He started his criminal career before puberty,convicted of stealing at the age of 11,he went to a boys’ home at Mittagong. He last saw the inside of a school classroom at 13 and at 14 was arrested for attempted break and enter and possession of housebreaking implements. He was further brutalised at a tough juvenile institution in Tamworth. At age 16,he was living with a prostitute and pimping for her.
His idea,which he shared with numerous other toughs he associated with through life,was that he could get by by simply taking what he wanted. But he was never cunning enough to avoid the law. By age 18 he had chalked up seven convictions. Smith was sentenced to four years’ jail for armed robbery. At 22,he participated in a vicious pack rape,for which he was convicted and sentenced to 12 years’ jail.
Smith served seven years before being released in 1975. Arriving by train back in Sydney with £4 in his pocket,he faced a daunting challenge to reestablish himself. In his book,Neddy,written in conjunction with journalist Tom Noble,he said that in jail,“they[fellow inmates] were frightened of me. They looked up to me and even came to me for advice ... but in the big bad world of real people,I was just a nobody like everyone else.” But Smith was not one to accept such adversity.

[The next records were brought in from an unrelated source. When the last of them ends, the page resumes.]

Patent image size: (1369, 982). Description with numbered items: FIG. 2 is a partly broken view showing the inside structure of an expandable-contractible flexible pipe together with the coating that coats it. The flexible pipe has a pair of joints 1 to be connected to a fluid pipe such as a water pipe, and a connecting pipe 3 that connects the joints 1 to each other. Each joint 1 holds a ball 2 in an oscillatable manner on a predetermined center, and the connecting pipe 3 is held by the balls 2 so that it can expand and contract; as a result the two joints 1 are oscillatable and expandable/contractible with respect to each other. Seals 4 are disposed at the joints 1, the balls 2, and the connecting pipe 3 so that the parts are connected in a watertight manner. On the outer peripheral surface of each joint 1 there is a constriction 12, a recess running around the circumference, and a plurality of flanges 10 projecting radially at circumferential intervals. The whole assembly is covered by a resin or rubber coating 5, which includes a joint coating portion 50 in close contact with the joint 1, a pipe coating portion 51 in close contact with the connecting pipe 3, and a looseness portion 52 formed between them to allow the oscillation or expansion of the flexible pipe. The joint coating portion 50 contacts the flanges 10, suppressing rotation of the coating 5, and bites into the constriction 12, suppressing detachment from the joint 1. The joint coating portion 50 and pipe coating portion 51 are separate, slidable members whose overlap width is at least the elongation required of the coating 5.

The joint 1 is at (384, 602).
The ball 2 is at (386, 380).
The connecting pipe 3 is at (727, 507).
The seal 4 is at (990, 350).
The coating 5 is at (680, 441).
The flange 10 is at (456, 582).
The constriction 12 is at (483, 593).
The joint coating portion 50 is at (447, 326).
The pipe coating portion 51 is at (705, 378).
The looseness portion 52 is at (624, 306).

Among other things,he formed a relationship with 19-year-old Debra Bell,whom he was later to marry and who was to bear him two children. He also realised that at least some police were not the hard-faced upholders of the law,but could be compromising in their attitude,along with others such as law clerk Brian Alexander. The amenability of some police to bribery was so widespread that it soon became a case of buying oneself out of trouble.
When Smith or one of his mates was guilty of an offence,to Smith it became a “blue” which had to be fixed up. One of his more notorious associations was with the then Detective Sergeant Roger Rogerson. Smith would not have been nearly so successful had police – specifically detectives making up the ranks of the old Criminal Investigation Branch – been prepared to do their job. In fact,he said in his book:“Thank Christ for corruption! I couldn’t have survived without it,nor could the majority of crims who earned their living the hard way!”
Smith got round town with notorious toughs like Graham “Abo” Henry,Glen Flack and Warren Lanfranchi,the latter being the man he escorted to a meeting with Roger Rogerson. Lanfranchi ended up dead,at Rogerson’s hand,though a coroner’s jury was to say Rogerson shot him while attempting an arrest. There was much suspicion about the incident,not just of Rogerson but of other police involved.